Cercavamo di convincerlo che era importante fare i compiti e che il nostro doposcuola era anche per lui. Lui ci rispondeva che non gliene fregava nulla della scuola, che la sua scuola erano le strade di San Cristoforo.
Luca aveva dieci anni, e un padre detenuto perché soldato della mafia, appartenente alla cosca Santo Mazzei, detto “’u carcagnusu” collegato con la famiglia Santapaola.
E si sa, quando un membro della cosca è detenuto, è questa stessa che pensa al mantenimento della famiglia e di far da “tutori” ai figli.
Luca si voleva fare bello davanti a noi e ci disse: “’a scola è ppe fissa! Ammia m’interessa ‘u motorino e i soddi”.
E quando noi ribattemmo che la scuola poteva essere un modo per avere un lavoro onesto e guadagnare rispose: “Magari ‘u travagghiu è ppe fissa!”

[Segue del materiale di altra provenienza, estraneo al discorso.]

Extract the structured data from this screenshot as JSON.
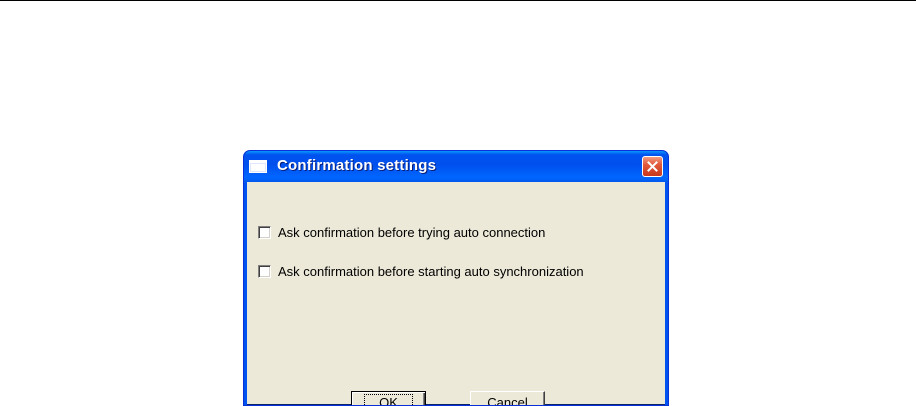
{
  "dialog": {
    "title": "Confirmation settings",
    "title_icon": "window-icon",
    "close_icon": "close-icon",
    "options": [
      {
        "label": "Ask confirmation before trying auto connection",
        "checked": false
      },
      {
        "label": "Ask confirmation before starting auto synchronization",
        "checked": false
      }
    ],
    "buttons": {
      "ok_label": "OK",
      "cancel_label": "Cancel"
    }
  },
  "colors": {
    "titlebar": "#0053ee",
    "client_background": "#ece9d8",
    "close_button": "#e2593c"
  }
}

E poi con un sorriso indisponente ribattè: “appena aju ‘u motorino minni vaiu a fari rapini, tanto a pistola asacciu maniari”, restammo di stucco a tale dichiarazione e venne spontaneo dire: “ma cosa dici?” “ìu ti dicu ca ‘a pistola ‘a sacciu maniari, l’amici di me patri mu ‘n’insignanu. L’autra vota mi puttaru n’a sciara vicinu ‘a via Barcellona e mi ficiru avvidiri comu si spara e poi mi resuru ‘a calibru trentottu n’de manu…
Assemblea GAPA, giugno 1992
… “La voce calma e trepidante di uno di noi, che prende la parola quando l’assemblea sta per sciogliersi, ci richiama bruscamente alla mente le immagini di quel drammatico 23 maggio e, per un’associazione di idee lontane ma non troppo, i volti dei nostri bambini e i loro occhi costretti a vedere tutti i giorni drammi di ogni genere: cumuli di immondizia al posto degli spazi verdi, scuole senza aule, adolescenti in tuta da meccanico, piccoli rapinatori, spietati assassini. Davvero abbiamo fatto per loro tutto quanto si poteva?

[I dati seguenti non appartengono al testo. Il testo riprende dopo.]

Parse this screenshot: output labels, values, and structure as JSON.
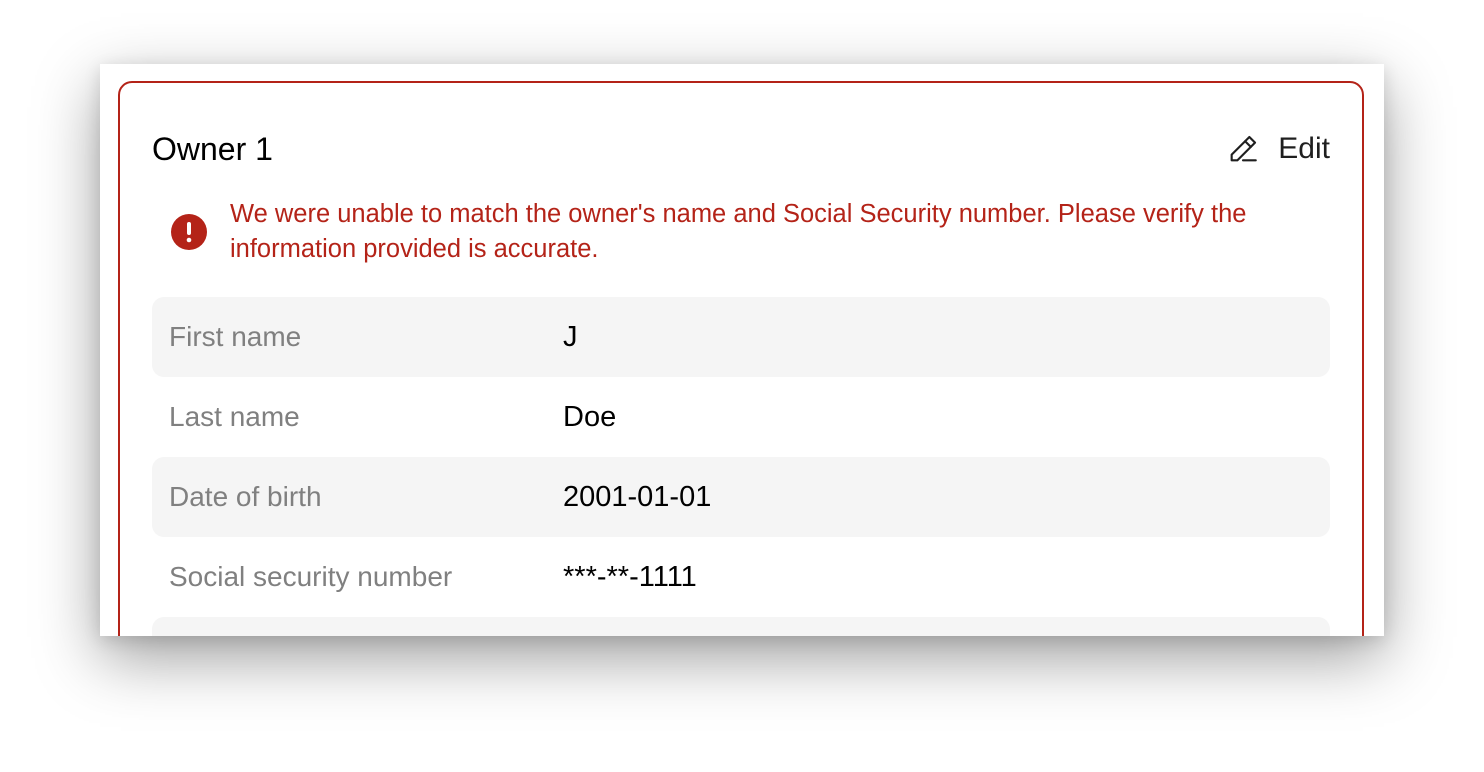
{
  "owner_card": {
    "title": "Owner 1",
    "edit_label": "Edit",
    "edit_icon": "pencil-icon",
    "alert": {
      "icon": "exclamation-circle-icon",
      "message": "We were unable to match the owner's name and Social Security number. Please verify the information provided is accurate.",
      "color": "#b42318"
    },
    "fields": [
      {
        "label": "First name",
        "value": "J"
      },
      {
        "label": "Last name",
        "value": "Doe"
      },
      {
        "label": "Date of birth",
        "value": "2001-01-01"
      },
      {
        "label": "Social security number",
        "value": "***-**-1111"
      },
      {
        "label": "",
        "value": ""
      }
    ]
  },
  "colors": {
    "error": "#b42318",
    "row_shade": "#f5f5f5",
    "label_text": "#808080"
  }
}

Ho pensato molto, in quest’ultimo periodo, a quello che facciamo, a quello che potremmo fare, a quello che siamo. In questi anni di rapporti con questi bambini, con il quartiere, abbiamo capito tante cose, abbiamo toccato con mano come vivono e cosa pensano i suoi abitanti. Ho avvertito, parlando con alcuni di voi, il disagio, la rabbia, la voglia di fare qualcosa di diverso.
E’ arrivato il momento di scommettere di più in prima persona, per cambiare veramente qualcosa. La strage di Capaci ha solo confermato, per chi non se ne fosse accorto, che così non si può più continuare.

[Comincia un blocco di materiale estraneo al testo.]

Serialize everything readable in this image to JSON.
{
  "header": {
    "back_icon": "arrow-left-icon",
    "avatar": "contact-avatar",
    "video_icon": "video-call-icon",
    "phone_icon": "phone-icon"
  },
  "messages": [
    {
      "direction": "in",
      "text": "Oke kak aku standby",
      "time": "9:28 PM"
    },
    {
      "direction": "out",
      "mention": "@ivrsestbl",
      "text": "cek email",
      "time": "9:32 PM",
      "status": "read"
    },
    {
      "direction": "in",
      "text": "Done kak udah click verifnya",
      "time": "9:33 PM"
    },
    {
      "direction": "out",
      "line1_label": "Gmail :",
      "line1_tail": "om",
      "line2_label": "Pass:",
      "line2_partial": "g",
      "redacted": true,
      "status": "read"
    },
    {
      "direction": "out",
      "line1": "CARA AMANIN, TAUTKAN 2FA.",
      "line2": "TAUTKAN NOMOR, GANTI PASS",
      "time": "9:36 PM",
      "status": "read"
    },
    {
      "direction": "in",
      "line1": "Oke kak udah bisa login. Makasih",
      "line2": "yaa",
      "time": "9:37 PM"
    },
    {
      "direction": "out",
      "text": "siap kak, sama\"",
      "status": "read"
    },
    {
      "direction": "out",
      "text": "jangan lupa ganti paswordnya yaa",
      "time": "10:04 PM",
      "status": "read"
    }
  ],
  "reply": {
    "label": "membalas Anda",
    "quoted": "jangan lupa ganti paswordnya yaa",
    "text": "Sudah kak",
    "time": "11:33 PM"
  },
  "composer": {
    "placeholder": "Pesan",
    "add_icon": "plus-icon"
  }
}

Bisogna vivere nel quartiere 24 ore su 24. Potremmo utilizzare i locali della scuola A. Doria di Via delle Calcare, abitandoli e facendoli diventare un punto di riferimento per quelli che ancora ci credono. Vi prego non fate calcoli e non pianificate tutto per ora. Ragionate molto con il cuore e poco con la testa”.